When a company understands that the United States Government may have a claim against it, the company’s directors and officers are usually very aware of the applicable statute of limitations and the passage of time. When the relevant time period has passed without an action being filed, they may be inclined to indulge in a round of self-congratulation. Unfortunately, such celebration may be premature. Under significant pressure to bring more cases against alleged wrongdoers, the Government is increasingly relying on a 1948 statute, the Wartime Suspensions of Limitations Act (“WSLA”), to revive claims that would otherwise be time-barred.

The WSLA, which was based on the provisions of several World War II-era statutes, mandates in essence that when the country is at war, the statutes of limitation applicable to certain actions brought by the Government involving, among other things, frauds committed against the United States, are suspended until five years after the cessation of hostilities. The law has been amended several times, including a modification to address military engagements without a declaration of war pursuant to the War Powers Resolution. The relevant language of the statute specifies that when the US “is at war or Congress has enacted a specific authorization for the use of the Armed Forces…the running of any statute of limitations applicable to any offense (1) involving fraud or attempted fraud against the United States or any agency thereof in any manner…or (2) committed in connection with…any real or personal property of the United States, or (3) committed in connection with [a government contract]…related to the…the war or …use of the Armed Forces” shall be suspended until 5 years after the termination of hostilities…”

The WSLA is found in Title 18 of the US Code, dealing with criminal law, but there is nothing in its language expressly limiting its application to criminal prosecutions. Similarly, the name and legislative history of the statute suggest that it was intended to deal with cases in which the conduct at issue involved the ongoing war, but only subsection (3) of the statute is explicitly so limited. There is also the question of when exactly hostilities have been terminated.1 In the 50 years following the law’s enactment the Government made very sparing use of it, and there are not many cases addressing its scope. In recent years, the Government has relied on the WSLA far more frequently and in a wider variety of types of cases, including False Claims Act, FIRREA (Financial Institutions Reform, Recovery and Enforcement Act) and common-law actions. Claims of tax fraud seem tailor-made to fit within the language of the WSLA, and it may be anticipated that the Government will seek to employ it even in securities claims. Most courts and commentators that have addressed the scope of the statute’s applicability have focused on the type of military action that is covered by the statute. But few have explored what types of conduct constitute a “fraud or attempted fraud against the United States.” This broad phrase could encompass many different types of actions, and the Government can be expected to test the breadth of the WSLA’s applicability in future actions.

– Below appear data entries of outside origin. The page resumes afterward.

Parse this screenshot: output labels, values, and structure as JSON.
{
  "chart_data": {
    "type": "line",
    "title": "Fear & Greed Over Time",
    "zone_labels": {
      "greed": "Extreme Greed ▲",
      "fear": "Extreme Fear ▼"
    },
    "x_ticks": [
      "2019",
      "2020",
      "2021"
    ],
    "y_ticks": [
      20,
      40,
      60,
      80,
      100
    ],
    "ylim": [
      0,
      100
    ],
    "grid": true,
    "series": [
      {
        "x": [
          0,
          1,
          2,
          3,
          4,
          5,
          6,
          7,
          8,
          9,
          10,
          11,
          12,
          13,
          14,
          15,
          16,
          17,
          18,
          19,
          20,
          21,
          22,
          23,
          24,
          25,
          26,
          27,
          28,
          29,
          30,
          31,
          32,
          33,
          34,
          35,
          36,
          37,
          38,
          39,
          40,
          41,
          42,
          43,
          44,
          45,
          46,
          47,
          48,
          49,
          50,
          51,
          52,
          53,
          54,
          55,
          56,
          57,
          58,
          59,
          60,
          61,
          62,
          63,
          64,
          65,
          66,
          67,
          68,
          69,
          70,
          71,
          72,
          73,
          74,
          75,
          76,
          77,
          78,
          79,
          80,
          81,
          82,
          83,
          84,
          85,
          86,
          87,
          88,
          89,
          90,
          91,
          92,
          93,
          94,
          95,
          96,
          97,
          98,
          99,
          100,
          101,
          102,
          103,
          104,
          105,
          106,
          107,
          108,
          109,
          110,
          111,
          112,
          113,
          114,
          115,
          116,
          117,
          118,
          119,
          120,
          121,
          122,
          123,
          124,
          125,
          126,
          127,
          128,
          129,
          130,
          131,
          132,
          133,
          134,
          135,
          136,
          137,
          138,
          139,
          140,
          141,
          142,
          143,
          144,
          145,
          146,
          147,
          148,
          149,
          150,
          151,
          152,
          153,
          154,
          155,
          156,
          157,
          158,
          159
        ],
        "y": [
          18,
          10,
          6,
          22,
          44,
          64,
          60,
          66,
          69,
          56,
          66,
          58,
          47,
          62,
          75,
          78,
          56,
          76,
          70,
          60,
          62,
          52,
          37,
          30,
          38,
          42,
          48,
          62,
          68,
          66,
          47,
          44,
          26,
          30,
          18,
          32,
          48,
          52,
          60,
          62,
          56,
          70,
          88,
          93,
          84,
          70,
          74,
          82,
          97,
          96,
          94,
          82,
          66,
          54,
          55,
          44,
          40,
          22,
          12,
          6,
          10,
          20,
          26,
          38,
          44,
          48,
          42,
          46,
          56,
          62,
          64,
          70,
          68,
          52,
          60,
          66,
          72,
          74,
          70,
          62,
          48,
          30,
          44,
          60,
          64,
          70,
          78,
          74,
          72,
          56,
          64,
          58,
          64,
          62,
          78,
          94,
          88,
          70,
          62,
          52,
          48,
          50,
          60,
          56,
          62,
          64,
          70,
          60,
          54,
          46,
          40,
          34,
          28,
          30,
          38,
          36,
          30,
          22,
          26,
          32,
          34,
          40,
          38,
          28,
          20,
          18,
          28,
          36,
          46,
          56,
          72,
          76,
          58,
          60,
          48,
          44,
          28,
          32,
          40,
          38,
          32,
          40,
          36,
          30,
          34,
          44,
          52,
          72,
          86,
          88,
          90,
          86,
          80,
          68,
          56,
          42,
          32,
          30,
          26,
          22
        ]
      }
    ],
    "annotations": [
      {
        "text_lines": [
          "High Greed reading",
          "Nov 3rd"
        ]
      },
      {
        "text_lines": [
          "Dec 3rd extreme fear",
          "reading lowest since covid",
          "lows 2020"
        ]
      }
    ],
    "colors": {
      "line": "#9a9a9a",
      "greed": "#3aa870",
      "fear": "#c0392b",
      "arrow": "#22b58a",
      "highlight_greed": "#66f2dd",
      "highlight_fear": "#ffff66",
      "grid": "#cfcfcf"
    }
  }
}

In an ongoing case, U.S. v. Wells Fargo Bank, N.A.,2 the Government alleged under the False Claims Act, FIRREA and the common law that defendant Wells Fargo Bank, N.A. (“Wells Fargo”) had defrauded the Department of Housing and Urban Development regarding the origination of federally insured home mortgage loans, and failure to disclose the bad loans to the Government. Wells Fargo moved to dismiss the Government’s claims as, among other things, time-barred, and the Government opposed the motion relying, in part, on the WSLA. Wells Fargo argued in reply that the WSLA applied only to criminal cases and that it was not clear whether the statute applied to matters that did not concern wartime contracting. Wells Fargo’s motion to dismiss is pending.

Although the the position asserted by Wells has many good policy and other arguments to support it, a number of courts, including the Fourth Circuit in a very recent decision,3 have ruled that the WSLA applies to civil claims. And while there is some authority, and a very strong policy argument, in favor of limiting the scope of the WSLA to war-related matters, the language of subsection (1) of the WSLA does not clearly limit the statute to such claims. Furthermore, the Supreme Court held in 1953 in a case unrelated to war that the WSLA applies to frauds against the Government “of pecuniary nature or of a nature concerning property.”4

Even if the WSLA applies to civil frauds unrelated to war, could it possibly apply to securities fraud claims? Courts have yet to address whether a violation of securities laws is a fraud “against the United States.” In the typical securities fraud case, the Government is not itself the victim of the fraud. Rather, investors are the victims and the Government merely brings enforcement actions aimed at enjoining the alleged wrongdoers from further violations and punishing them by imprisoning or fining them or causing them to disgorge ill-gotten gains. When viewed in this context, a typical securities fraud does not seem to be a fraud “against the United States.” Moreover, the distinction between the Government as victim and as enforcer is a significant one, as made clear by the Supreme Court in a recent decision, S.E.C. v. Gabelli, in which it rejected an argument by the Securities and Exchange Commission that the limitations period for a securities fraud claim for civil penalties was subject to a discovery rule.5 Thus, applying the WSLA to securities fraud claims seems to be a stretch.

But entities that know of potential claims against them by the Government should be aware that the Government may nonetheless try pushing the envelope in order to test how many different types of claims the courts will let it rescue from time bar by its newly invigorated claim resuscitator, the WSLA.